I think what Wikipedia needs most is competition. If something like
Citizendium were to become as popular -- or nearly as popular -- as
Wikipedia, and if the governing philosophy of both remained
distinctly different, that would be good for both. There would be no
point in having two anonymous crowd-sourced reference books, both
governed by free-for-all rules. You want one to be more traditional.
Probably. The Wikipedia model is potentially more powerful, but it
needs to become a hybrid. I'm suggesting a fractal structure for
governance that would escalate disputes gradually until a level is
found where there is consensus (or possibly rejection of a dispute as
trivial piffle, many of them are.)
Wikipedia needs to respect experts, and, instead, it bans them, if it
happens that the expert knows more than the editors and contradicts them.
So Pcarbonn is topic-banned (so far, I haven't begun to do anything
about it except talk it up a little bit at Wikipedia Review), I'm
topic-banned, and Jed is indefinitely blocked which is similar to
being banned without a formal ban finding.

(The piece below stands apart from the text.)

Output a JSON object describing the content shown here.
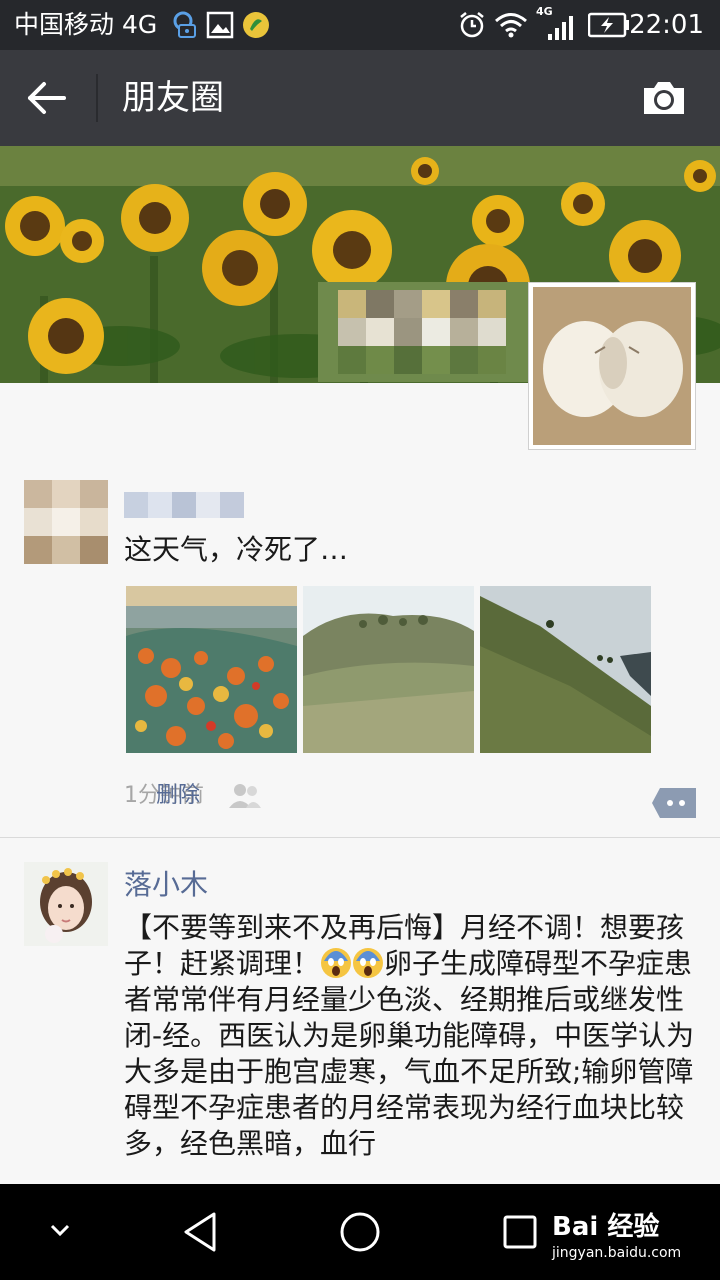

Steven Krivit is not
blocked or banned because he was nicer than Jed and doesn't tilt at windmills.
Of course with regard to the search term "cold fusion" Wikipedia
does have competition: Cold Fusion Times, New Energy Times and (far
down the list, alas) LENR-CANR.org (by Google ranking and also
Bing.com ranking).
You serve a serious purpose, Jed. New Energy Times is more like a
popular magazine, but on-line. To each his own.

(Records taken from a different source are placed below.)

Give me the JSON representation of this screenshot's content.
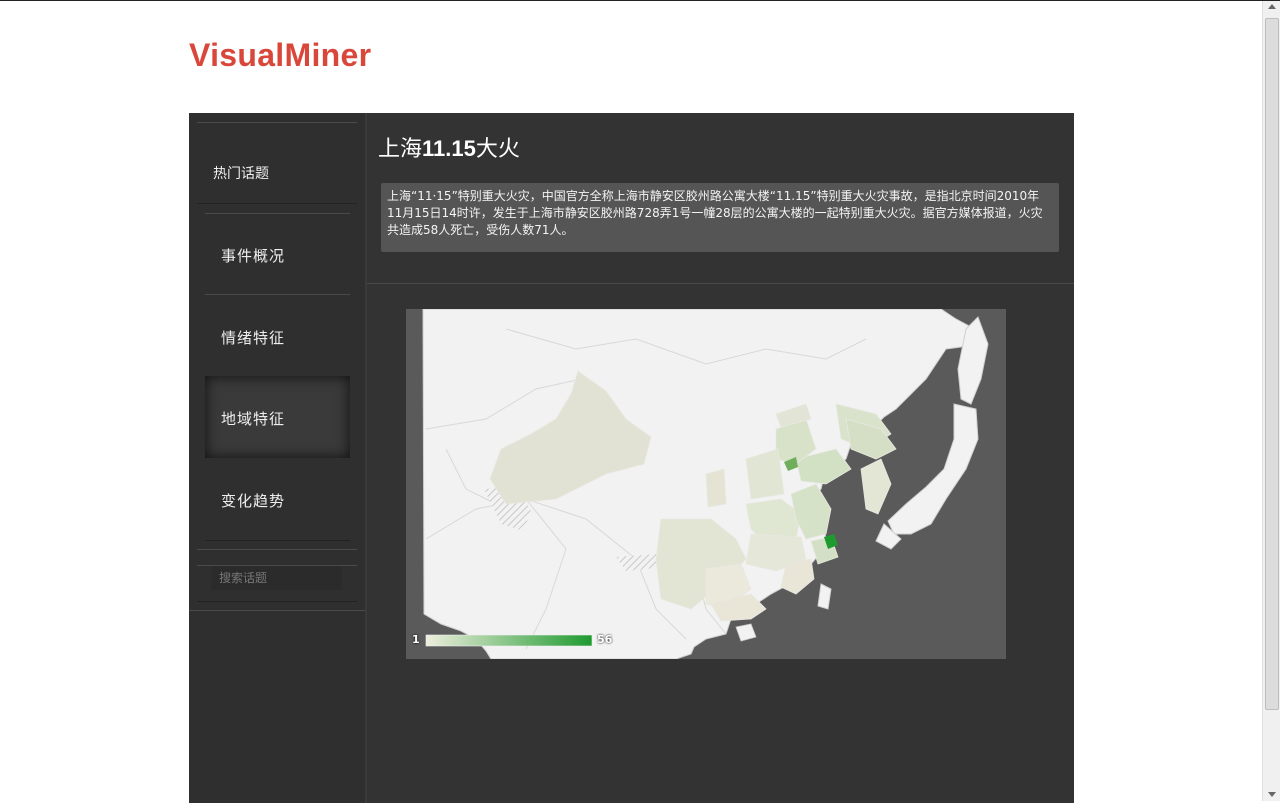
{
  "brand": {
    "name": "VisualMiner"
  },
  "sidebar": {
    "hot_topics": "热门话题",
    "items": [
      {
        "label": "事件概况",
        "active": false
      },
      {
        "label": "情绪特征",
        "active": false
      },
      {
        "label": "地域特征",
        "active": true
      },
      {
        "label": "变化趋势",
        "active": false
      }
    ],
    "search": {
      "placeholder": "搜索话题",
      "value": ""
    }
  },
  "main": {
    "title_prefix": "上海",
    "title_number": "11.15",
    "title_suffix": "大火",
    "description": "上海“11·15”特别重大火灾，中国官方全称上海市静安区胶州路公寓大楼“11.15”特别重大火灾事故，是指北京时间2010年11月15日14时许，发生于上海市静安区胶州路728弄1号一幢28层的公寓大楼的一起特别重大火灾。据官方媒体报道，火灾共造成58人死亡，受伤人数71人。"
  },
  "map": {
    "legend_min": "1",
    "legend_max": "56",
    "colors": {
      "sea": "#5a5a5a",
      "land": "#f2f2f2",
      "low": "#e6e4d6",
      "mid": "#c9dcbc",
      "high": "#1f9a2f",
      "border": "#d4d4d4"
    }
  }
}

People who look at Wikipedia only are not seriously interested in a subject.
That's right. They just want some quick information, ordinarily. I
use it all the time. *Usually* it is more-or-less right.

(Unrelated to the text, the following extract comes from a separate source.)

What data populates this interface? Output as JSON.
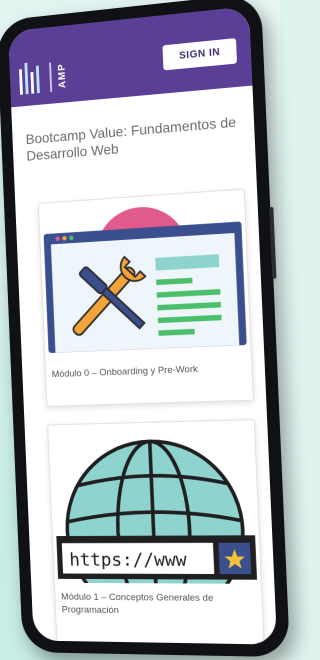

And even where there is some pretty bad and biased editing, there is
a limit to what the cabal can get away with, which is why the article
on Cold fusion is as good as it is. And it would be quite a bit
better if not for snap judgments by some Arbitration Committee members.
I had actually gotten some of the notable theories into the article,
which until then had only a claim that there weren't any serious
theories, only "ad hoc" attempts at explanations. I'd done this in
spite of revert warring from an editor aptly called Hipocrite; but
the administrator William M. Connolley reverted the article back,
violating policy; ultimately, he lost his administrative privileges
over that and some related actions, like banning and blocking me, but
ArbComm does not, supposedly, make content decisions, it only
adjudicates behavior, and it also decide that I had violated the
policy against being a Pain In the Ass and tempting Reputable
Administrators into breakling policy to get rid of me.
Of course, WMC is now getting serious attention and my guess is he'll
be banned soon himself.
That's the WikiDrama. Seriously dysfunctional. Fixable? I think so,
but it is certainly not guaranteed!
The same forces that make Wikipedia grossly inefficient and often
lead it quite astray are the same forces, in kind, as led to a silly
and premature rejection of cold fusion. Science runs on consensus, in
the long run, a consensus produced by deep study of what's
controversial or new or unexplored, and that broke down with CF, and
experimental results were rejected and even impeached based on little
more than theory, and definitely not on conclusive demonstration of
artifact, incompetence, or fraud, as to the critical excess heat findings.
For some electrochemists to make an error with respect to neutraon
radiation detection was one thing, but it was quite another to infer
from this that the world's foremost electochemists, expert in
calorimetry, had made bonehead errors in what they were really good
at. And then trust hasty attempts at replication that clearly did not
demonstrate replication but rather only failed attempts, and
therefore to stuff their ears and ignore all the successful
replications that started pouring in....
Ironically, if the recommendations of the first DoE panel had been
followed .... it would have been sorted out! But the major journals
set up a blacklisting on the topic. Where in the philosophy of
science is blacklisting covered?
This is what actually interests me, even more than cold fusion....
I'm extremely skeptical about Steorn having any real overunity
anomaly, precisely because they have revealed no actual experimental
evidence that would lead to this as a reasonable explanation. But I'd
never suggest that a peer-reviewed journal reject a paper on some
anomaly because it contradicts theory, not even theory so well
established as conservation of energy and the "laws" of
thermodynamics. Not only can theory be wrong, sometimes, but it can
also be misapplied, as theory was in the cold fusion case.